Das Bier war beliebt, die Brauerei weniger

„Man muss zwei Dinge unterscheiden“, sagte Gernot Stiebig, ehemaliger Gastwirt aus Leusel und nun wieder Außendienstler für die neuen Brauereiherren. Die Marke Alsfelder Bier sei bei den Gastwirten sehr beliebt. „Das ist eine sehr treue Kundschaft, die die Alsfelder Fahne hochhält“, sagt Stiebig. Was einigen den Bruch erleichtert habe, sei die Art und Weise, wie sie in den vergangen Jahren behandelt wurden. Die alte Geschäftsführung habe den Fokus auf neue Produkte und neue Märkte gelenkt und dabei die heimischen Partner aus dem Auge verloren. Das letzte Jahr war die Brauerei das erste Mal mit einem Stand auf der Herbstmesse vertreten gewesen, berichtete Frank Meinecke, ebenfalls alter und neuer Außendienstler.

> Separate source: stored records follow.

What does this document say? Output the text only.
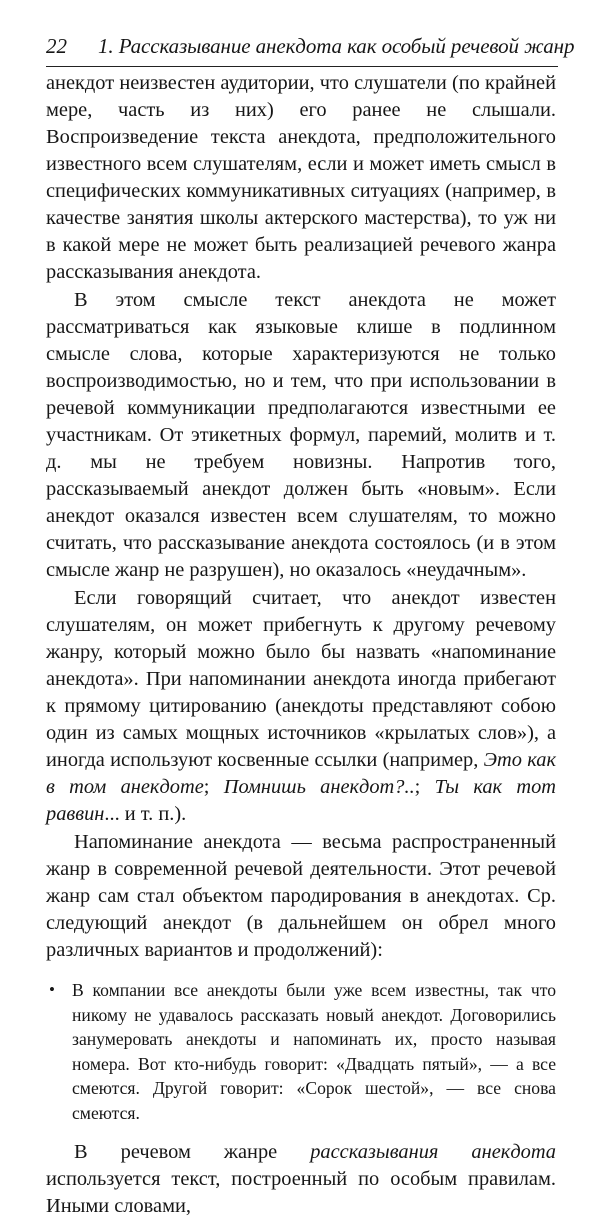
22 1. Рассказывание анекдота как особый речевой жанр

анекдот неизвестен аудитории, что слушатели (по крайней мере, часть из них) его ранее не слышали. Воспроизведение текста анекдота, предположительного известного всем слушателям, если и может иметь смысл в специфических коммуникативных ситуациях (например, в качестве занятия школы актерского мастерства), то уж ни в какой мере не может быть реализацией речевого жанра рассказывания анекдота.

В этом смысле текст анекдота не может рассматриваться как языковые клише в подлинном смысле слова, которые характеризуются не только воспроизводимостью, но и тем, что при использовании в речевой коммуникации предполагаются известными ее участникам. От этикетных формул, паремий, молитв и т. д. мы не требуем новизны. Напротив того, рассказываемый анекдот должен быть «новым». Если анекдот оказался известен всем слушателям, то можно считать, что рассказывание анекдота состоялось (и в этом смысле жанр не разрушен), но оказалось «неудачным».

Если говорящий считает, что анекдот известен слушателям, он может прибегнуть к другому речевому жанру, который можно было бы назвать «напоминание анекдота». При напоминании анекдота иногда прибегают к прямому цитированию (анекдоты представляют собою один из самых мощных источников «крылатых слов»), а иногда используют косвенные ссылки (например, Это как в том анекдоте; Помнишь анекдот?..; Ты как тот раввин... и т. п.).

Напоминание анекдота — весьма распространенный жанр в современной речевой деятельности. Этот речевой жанр сам стал объектом пародирования в анекдотах. Ср. следующий анекдот (в дальнейшем он обрел много различных вариантов и продолжений):

• В компании все анекдоты были уже всем известны, так что никому не удавалось рассказать новый анекдот. Договорились занумеровать анекдоты и напоминать их, просто называя номера. Вот кто-нибудь говорит: «Двадцать пятый», — а все смеются. Другой говорит: «Сорок шестой», — все снова смеются.

В речевом жанре рассказывания анекдота используется текст, построенный по особым правилам. Иными словами,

Das wollen Ulrich Klesper und seine Schwester ändern. Mit „zurück zu den Wurzeln“ könnte man ihr Programm umschreiben. Ulrich Klesper formuliert es schöner, wenn er sagt: „Jedes Bier braucht seine Heimat“ – und um die wollen sich die neuen Betreiber wieder verstärkt kümmern. So „20 bis 30 Kilometer um den Schornstein herum“ betrachte man als sein Kerngebiet, was es zu versorgen gelte. Alsfelder Bier soll auf mehr Kirmessen getrunken werden.  Außerdem sollen Gastwirte, die Alsfelder ausschenken, bessere Ausrüstung bekommen. Viele haben nicht genug oder ganz unterschiedliche Gläser mit Alsfelder Aufdruck. Ruth Herget-Klesper schaut ganz ungläubig, wenn sie von den Zuständen bei einigen Gastronomen berichtet.

„Wir sind sehr bodenständig“, beschreibt die 43-Jährige ihre Familie, die schon seit 1848 im Biergeschäft tätig ist. Das regionale Bierbrauen ist die Kunst, in der sie und ihr 39-Jähriger Bruder sich auskennen. „Deswegen haben wir auch nicht die „Vogelsberger-Sparte“ übernommen“, erklärt Ruth Herget-Klesper. Experimente wird es unter den neuen Chefs des Alsfelder Sudhauses also wohl kaum geben.

Zurück zu den Wurzeln: Die Alsfelder-Schriftzug im Logo wird wieder rot.

Zurück zu den Wurzeln: Die Alsfelder-Schriftzug im Logo wird wieder rot.

Die neu entwickelte Bio-Schiene wollen sie gerne behalten, doch lässt sich die tatsächlich nur in größeren Ballungsgebieten verkaufen. „Das Alsfelder Pils ist für die Wirte der Region Bio genug“, sagte Frank Meinecke.  Mit „Leos Urtrunk-Radler“ bislang nur ein Bier sicher aus dem über 15 Sorten umfassenden Sortiment geflogen. Dennoch kommt alles, was kein Klassiker ist, auf den Prüfstand. Vielfalt ja, aber nicht zu jedem Preis, könnte man sagen.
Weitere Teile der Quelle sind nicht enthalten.